You try explaining an abstract concept, and your students don’t get it. You’ve taught the lesson every year for the last several years. It always went well. Your students mastered it, and everyone moved on.
This year’s group seems to be having more difficulty than your previous classes. As many times as you’ve explained it, your students still don’t grasp what you’re talking about.
Now you’re out of ideas. What can you do?
Teachers have turned to digital video sites like YouTube, Vimeo, and TeacherTube to access videos that aid in explaining concepts. Other free resources, like Khan Academy, provide instructional tools that improve student understanding with video. These digital representations can be incorporated into blended learning as part of collaborative discussions or project-based learning.
Furthermore, organizations like the CK-12 Foundation have developed free simulations that immerse students in learning experiences. Explainer videos and simulations like these aren’t only for teaching abstract concepts. Students understand better and remember more when they are immersed in learning.
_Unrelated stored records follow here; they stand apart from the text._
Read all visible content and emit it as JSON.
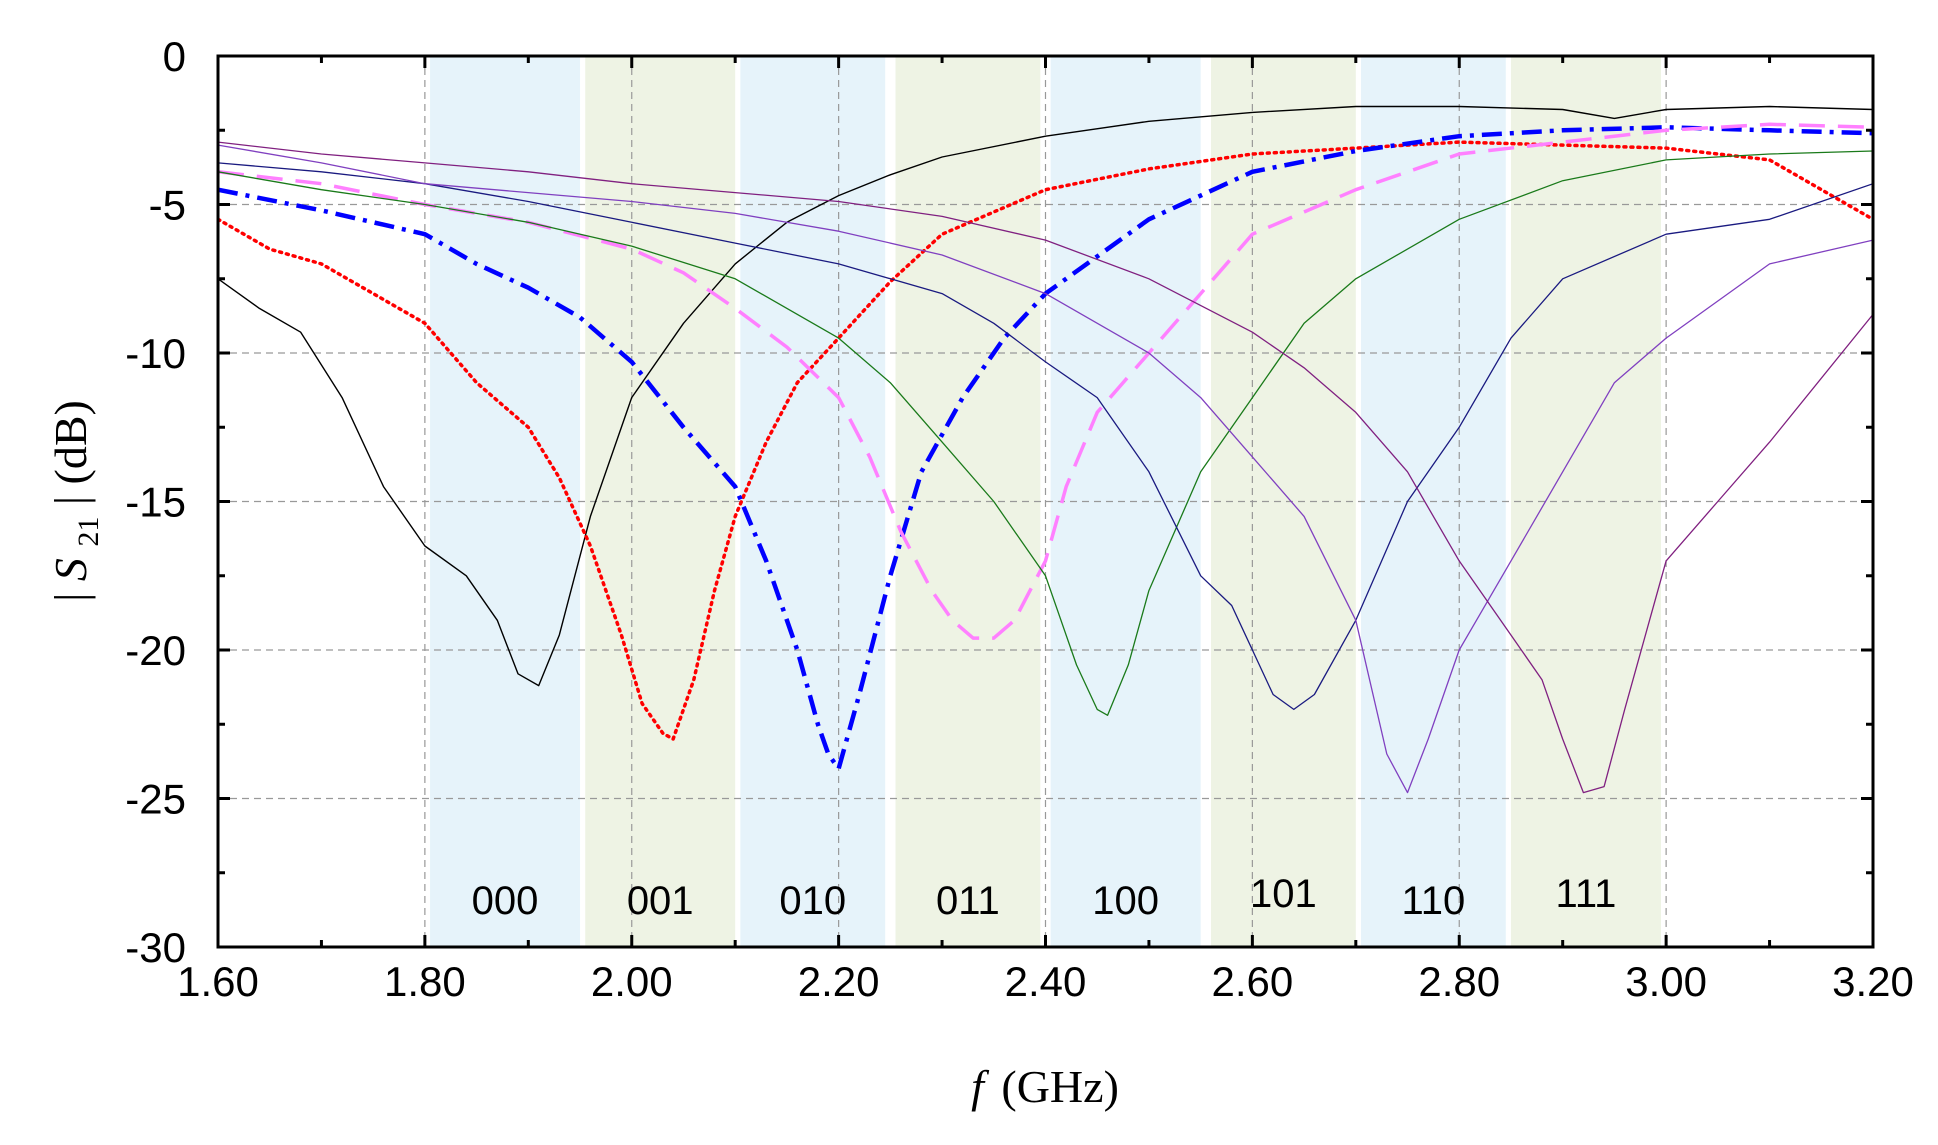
{
  "chart_data": {
    "type": "line",
    "title": "",
    "xlabel_italic": "f",
    "xlabel_rest": "(GHz)",
    "ylabel_pre": "|",
    "ylabel_italic": "S",
    "ylabel_sub": "21",
    "ylabel_post": "| (dB)",
    "xlim": [
      1.6,
      3.2
    ],
    "ylim": [
      -30,
      0
    ],
    "xticks": [
      1.6,
      1.8,
      2.0,
      2.2,
      2.4,
      2.6,
      2.8,
      3.0,
      3.2
    ],
    "xtick_labels": [
      "1.60",
      "1.80",
      "2.00",
      "2.20",
      "2.40",
      "2.60",
      "2.80",
      "3.00",
      "3.20"
    ],
    "yticks": [
      0,
      -5,
      -10,
      -15,
      -20,
      -25,
      -30
    ],
    "ytick_labels": [
      "0",
      "-5",
      "-10",
      "-15",
      "-20",
      "-25",
      "-30"
    ],
    "grid": true,
    "bands": [
      {
        "label": "000",
        "x0": 1.805,
        "x1": 1.95,
        "color": "#e6f3fa"
      },
      {
        "label": "001",
        "x0": 1.955,
        "x1": 2.1,
        "color": "#eef3e4"
      },
      {
        "label": "010",
        "x0": 2.105,
        "x1": 2.245,
        "color": "#e6f3fa"
      },
      {
        "label": "011",
        "x0": 2.255,
        "x1": 2.395,
        "color": "#eef3e4"
      },
      {
        "label": "100",
        "x0": 2.405,
        "x1": 2.55,
        "color": "#e6f3fa"
      },
      {
        "label": "101",
        "x0": 2.56,
        "x1": 2.7,
        "color": "#eef3e4"
      },
      {
        "label": "110",
        "x0": 2.705,
        "x1": 2.845,
        "color": "#e6f3fa"
      },
      {
        "label": "111",
        "x0": 2.85,
        "x1": 2.995,
        "color": "#eef3e4"
      }
    ],
    "series": [
      {
        "name": "000",
        "color": "#000000",
        "style": "solid",
        "width": 1.4,
        "x": [
          1.6,
          1.64,
          1.68,
          1.72,
          1.76,
          1.8,
          1.84,
          1.87,
          1.89,
          1.91,
          1.93,
          1.96,
          2.0,
          2.05,
          2.1,
          2.15,
          2.2,
          2.25,
          2.3,
          2.4,
          2.5,
          2.6,
          2.7,
          2.8,
          2.9,
          2.95,
          3.0,
          3.1,
          3.2
        ],
        "values": [
          -7.5,
          -8.5,
          -9.3,
          -11.5,
          -14.5,
          -16.5,
          -17.5,
          -19.0,
          -20.8,
          -21.2,
          -19.5,
          -15.5,
          -11.5,
          -9.0,
          -7.0,
          -5.6,
          -4.7,
          -4.0,
          -3.4,
          -2.7,
          -2.2,
          -1.9,
          -1.7,
          -1.7,
          -1.8,
          -2.1,
          -1.8,
          -1.7,
          -1.8
        ]
      },
      {
        "name": "001",
        "color": "#ff0000",
        "style": "dotted",
        "width": 3.5,
        "x": [
          1.6,
          1.65,
          1.7,
          1.75,
          1.8,
          1.85,
          1.9,
          1.93,
          1.96,
          1.99,
          2.01,
          2.03,
          2.04,
          2.06,
          2.08,
          2.1,
          2.13,
          2.16,
          2.2,
          2.25,
          2.3,
          2.4,
          2.5,
          2.6,
          2.7,
          2.8,
          2.9,
          3.0,
          3.1,
          3.2
        ],
        "values": [
          -5.5,
          -6.5,
          -7.0,
          -8.0,
          -9.0,
          -11.0,
          -12.5,
          -14.2,
          -16.5,
          -19.5,
          -21.8,
          -22.8,
          -23.0,
          -21.0,
          -18.0,
          -15.5,
          -13.0,
          -11.0,
          -9.5,
          -7.6,
          -6.0,
          -4.5,
          -3.8,
          -3.3,
          -3.1,
          -2.9,
          -3.0,
          -3.1,
          -3.5,
          -5.5
        ]
      },
      {
        "name": "010",
        "color": "#0000ff",
        "style": "dashdot",
        "width": 4.5,
        "x": [
          1.6,
          1.7,
          1.8,
          1.85,
          1.9,
          1.95,
          2.0,
          2.05,
          2.1,
          2.13,
          2.16,
          2.18,
          2.19,
          2.2,
          2.22,
          2.25,
          2.28,
          2.32,
          2.36,
          2.4,
          2.5,
          2.6,
          2.7,
          2.8,
          2.9,
          3.0,
          3.1,
          3.2
        ],
        "values": [
          -4.5,
          -5.2,
          -6.0,
          -7.0,
          -7.8,
          -8.8,
          -10.3,
          -12.5,
          -14.5,
          -17.0,
          -20.0,
          -22.5,
          -23.5,
          -24.0,
          -21.5,
          -17.5,
          -14.0,
          -11.5,
          -9.5,
          -8.0,
          -5.5,
          -3.9,
          -3.2,
          -2.7,
          -2.5,
          -2.4,
          -2.5,
          -2.6
        ]
      },
      {
        "name": "011",
        "color": "#ff80ff",
        "style": "dashed",
        "width": 3.5,
        "x": [
          1.6,
          1.7,
          1.8,
          1.9,
          2.0,
          2.05,
          2.1,
          2.15,
          2.2,
          2.23,
          2.26,
          2.29,
          2.31,
          2.33,
          2.35,
          2.37,
          2.4,
          2.42,
          2.45,
          2.5,
          2.55,
          2.6,
          2.7,
          2.8,
          2.9,
          3.0,
          3.1,
          3.2
        ],
        "values": [
          -3.9,
          -4.3,
          -5.0,
          -5.6,
          -6.5,
          -7.3,
          -8.5,
          -9.8,
          -11.5,
          -13.5,
          -16.0,
          -18.0,
          -19.0,
          -19.6,
          -19.6,
          -19.0,
          -17.0,
          -14.5,
          -12.0,
          -10.0,
          -8.0,
          -6.0,
          -4.5,
          -3.3,
          -2.9,
          -2.5,
          -2.3,
          -2.4
        ]
      },
      {
        "name": "100",
        "color": "#1a7a1a",
        "style": "solid",
        "width": 1.3,
        "x": [
          1.6,
          1.7,
          1.8,
          1.9,
          2.0,
          2.1,
          2.2,
          2.25,
          2.3,
          2.35,
          2.4,
          2.43,
          2.45,
          2.46,
          2.48,
          2.5,
          2.55,
          2.6,
          2.65,
          2.7,
          2.8,
          2.9,
          3.0,
          3.1,
          3.2
        ],
        "values": [
          -3.9,
          -4.5,
          -5.0,
          -5.6,
          -6.4,
          -7.5,
          -9.5,
          -11.0,
          -13.0,
          -15.0,
          -17.5,
          -20.5,
          -22.0,
          -22.2,
          -20.5,
          -18.0,
          -14.0,
          -11.5,
          -9.0,
          -7.5,
          -5.5,
          -4.2,
          -3.5,
          -3.3,
          -3.2
        ]
      },
      {
        "name": "101",
        "color": "#1a1a80",
        "style": "solid",
        "width": 1.3,
        "x": [
          1.6,
          1.7,
          1.8,
          1.9,
          2.0,
          2.1,
          2.2,
          2.3,
          2.35,
          2.4,
          2.45,
          2.5,
          2.55,
          2.58,
          2.6,
          2.62,
          2.64,
          2.66,
          2.7,
          2.75,
          2.8,
          2.85,
          2.9,
          3.0,
          3.1,
          3.2
        ],
        "values": [
          -3.6,
          -3.9,
          -4.3,
          -4.9,
          -5.6,
          -6.3,
          -7.0,
          -8.0,
          -9.0,
          -10.3,
          -11.5,
          -14.0,
          -17.5,
          -18.5,
          -20.0,
          -21.5,
          -22.0,
          -21.5,
          -19.0,
          -15.0,
          -12.5,
          -9.5,
          -7.5,
          -6.0,
          -5.5,
          -4.3
        ]
      },
      {
        "name": "110",
        "color": "#8040c0",
        "style": "solid",
        "width": 1.3,
        "x": [
          1.6,
          1.7,
          1.8,
          1.9,
          2.0,
          2.1,
          2.2,
          2.3,
          2.4,
          2.5,
          2.55,
          2.6,
          2.65,
          2.7,
          2.73,
          2.75,
          2.77,
          2.8,
          2.85,
          2.9,
          2.95,
          3.0,
          3.1,
          3.2
        ],
        "values": [
          -3.0,
          -3.6,
          -4.3,
          -4.6,
          -4.9,
          -5.3,
          -5.9,
          -6.7,
          -8.0,
          -10.0,
          -11.5,
          -13.5,
          -15.5,
          -19.0,
          -23.5,
          -24.8,
          -23.0,
          -20.0,
          -17.0,
          -14.0,
          -11.0,
          -9.5,
          -7.0,
          -6.2
        ]
      },
      {
        "name": "111",
        "color": "#802080",
        "style": "solid",
        "width": 1.3,
        "x": [
          1.6,
          1.7,
          1.8,
          1.9,
          2.0,
          2.1,
          2.2,
          2.3,
          2.4,
          2.5,
          2.6,
          2.65,
          2.7,
          2.75,
          2.8,
          2.85,
          2.88,
          2.9,
          2.92,
          2.94,
          2.96,
          3.0,
          3.05,
          3.1,
          3.2
        ],
        "values": [
          -2.9,
          -3.3,
          -3.6,
          -3.9,
          -4.3,
          -4.6,
          -4.9,
          -5.4,
          -6.2,
          -7.5,
          -9.3,
          -10.5,
          -12.0,
          -14.0,
          -17.0,
          -19.5,
          -21.0,
          -23.0,
          -24.8,
          -24.6,
          -22.0,
          -17.0,
          -15.0,
          -13.0,
          -8.7
        ]
      }
    ]
  }
}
Video does that. Virtual reality is especially useful for teaching abstract concepts because students can engage with objects in specific scenarios. Experience solidifies understanding.
Digital video can and should be part of your instructional landscape. It’s the magic sauce that makes for a great lesson.
Digital video for your classroom
The art of explanation lies in providing enough concrete details to help another person understand a concept. For years, we’ve advised student writers to “show, don’t tell.” This advice was meant to encourage writers to create a mental picture of what they were thinking.
What could be better than showing?
Creating!
What if your students developed the explainer videos for your classroom? Vlogging especially is popular among students, so it’s natural that they would be interested in using movie apps to document science experiments or recreate visual representations of math problems or historical events.
Today’s students are no strangers to video, and many students regularly access video on social media sites. Nearly two-thirds of them access YouTube at least once daily. They often rely on video for learning how to do things, whether they want to know how to upload sound in a digital presentation or perfect a bank shot for their basketball game.
There are multiple ways to engage your students in creating digital video that boosts academic instruction.
In conclusion
In the past, some teachers have hesitated to show video in the classroom because doing so felt disingenuous. Video was seen as a baby-sitting tool, something that kept students entertained while the teacher caught up on grades.
The purposeful inclusion of video in the classroom today looks nothing like showing movies. Digital scenarios and video clips are often short, immersive, and help students quickly grasp an abstract concept so everyone can move on to the next lesson.